そのため実写版では、現実の人間として成立する範囲で最大限の迫力を出す方向が選ばれています。巨大化ではなく、俳優の演技力や撮影技術によって将軍の圧倒的な存在感を表現しているのです。
漫画と実写映画は別の表現方法として楽しむことが重要
漫画版のキングダムは、キャラクターの強さを誇張したビジュアル表現によって魅力を高めています。一方、実写版は現実の人間が存在する世界で、戦争ドラマとしてのリアリティを追求しています。
そのため、漫画の王騎が巨大に見えることと、実写版の王騎が現実的な体格で描かれることは、どちらが正しいという問題ではありません。それぞれ異なる表現方法による魅力があります。
原作の迫力をそのまま映像化する方法もありますが、あえて現実の俳優が演じることで生まれる迫力もあります。実写版キングダムでは、身長差ではなく総合的な演出によって将軍たちの存在感を作り出していると言えます。

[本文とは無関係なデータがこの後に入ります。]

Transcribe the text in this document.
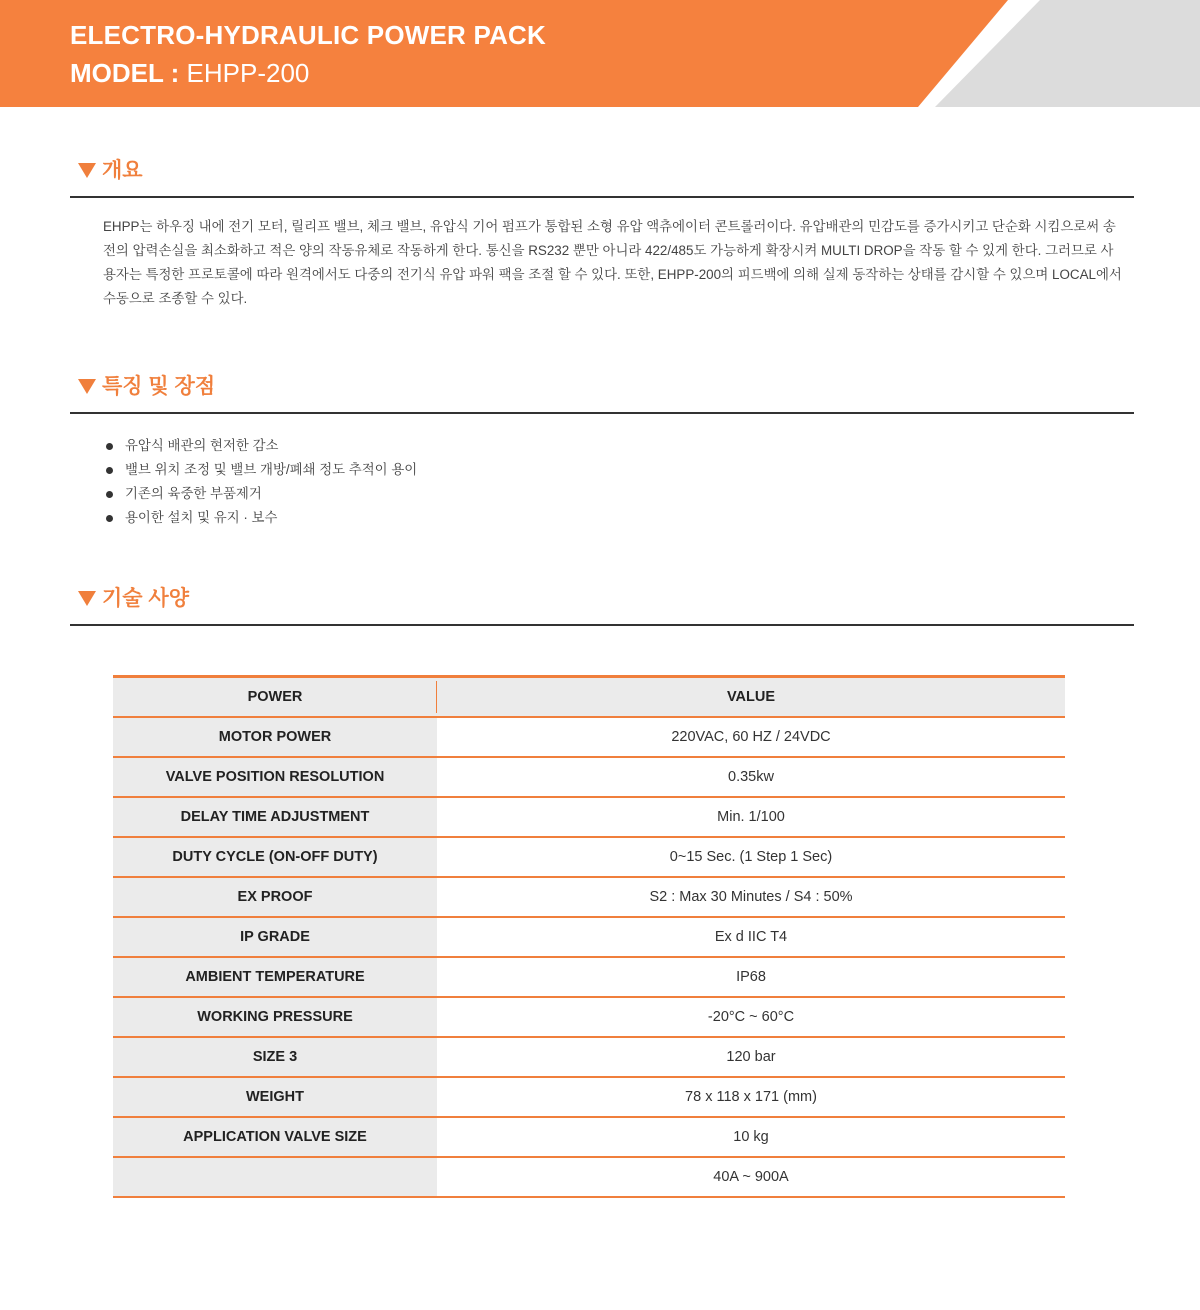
ELECTRO-HYDRAULIC POWER PACK
MODEL : EHPP-200
개요
EHPP는 하우징 내에 전기 모터, 릴리프 밸브, 체크 밸브, 유압식 기어 펌프가 통합된 소형 유압 액츄에이터 콘트롤러이다. 유압배관의 민감도를 증가시키고 단순화 시킴으로써 송전의 압력손실을 최소화하고 적은 양의 작동유체로 작동하게 한다. 통신을 RS232 뿐만 아니라 422/485도 가능하게 확장시켜 MULTI DROP을 작동 할 수 있게 한다. 그러므로 사용자는 특정한 프로토콜에 따라 원격에서도 다중의 전기식 유압 파워 팩을 조절 할 수 있다. 또한, EHPP-200의 피드백에 의해 실제 동작하는 상태를 감시할 수 있으며 LOCAL에서 수동으로 조종할 수 있다.
특징 및 장점
유압식 배관의 현저한 감소
밸브 위치 조정 및 밸브 개방/폐쇄 정도 추적이 용이
기존의 육중한 부품제거
용이한 설치 및 유지 · 보수
기술 사양
POWER	VALUE
MOTOR POWER	220VAC, 60 HZ / 24VDC
VALVE POSITION RESOLUTION	0.35kw
DELAY TIME ADJUSTMENT	Min. 1/100
DUTY CYCLE (ON-OFF DUTY)	0~15 Sec. (1 Step 1 Sec)
EX PROOF	S2 : Max 30 Minutes / S4 : 50%
IP GRADE	Ex d IIC T4
AMBIENT TEMPERATURE	IP68
WORKING PRESSURE	-20°C ~ 60°C
SIZE 3	120 bar
WEIGHT	78 x 118 x 171 (mm)
APPLICATION VALVE SIZE	10 kg
	40A ~ 900A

まとめ|キングダムの将軍を巨大化しないのは技術不足ではない
実写版『キングダム』で王騎や龐煖などの武将が漫画ほど巨大に描かれていないのは、CG技術が不足しているからではありません。
巨大化することは可能でも、作品全体のリアリティや戦闘シーンとのバランスを考えると、俳優本人の演技や映像表現によって迫力を出す方が適していると判断されています。
漫画の誇張された巨大な武将表現と、実写映画の現実的な人物表現は、それぞれ違った魅力を持っています。両方を比較することで、『キングダム』という作品の表現の幅をより楽しむことができます。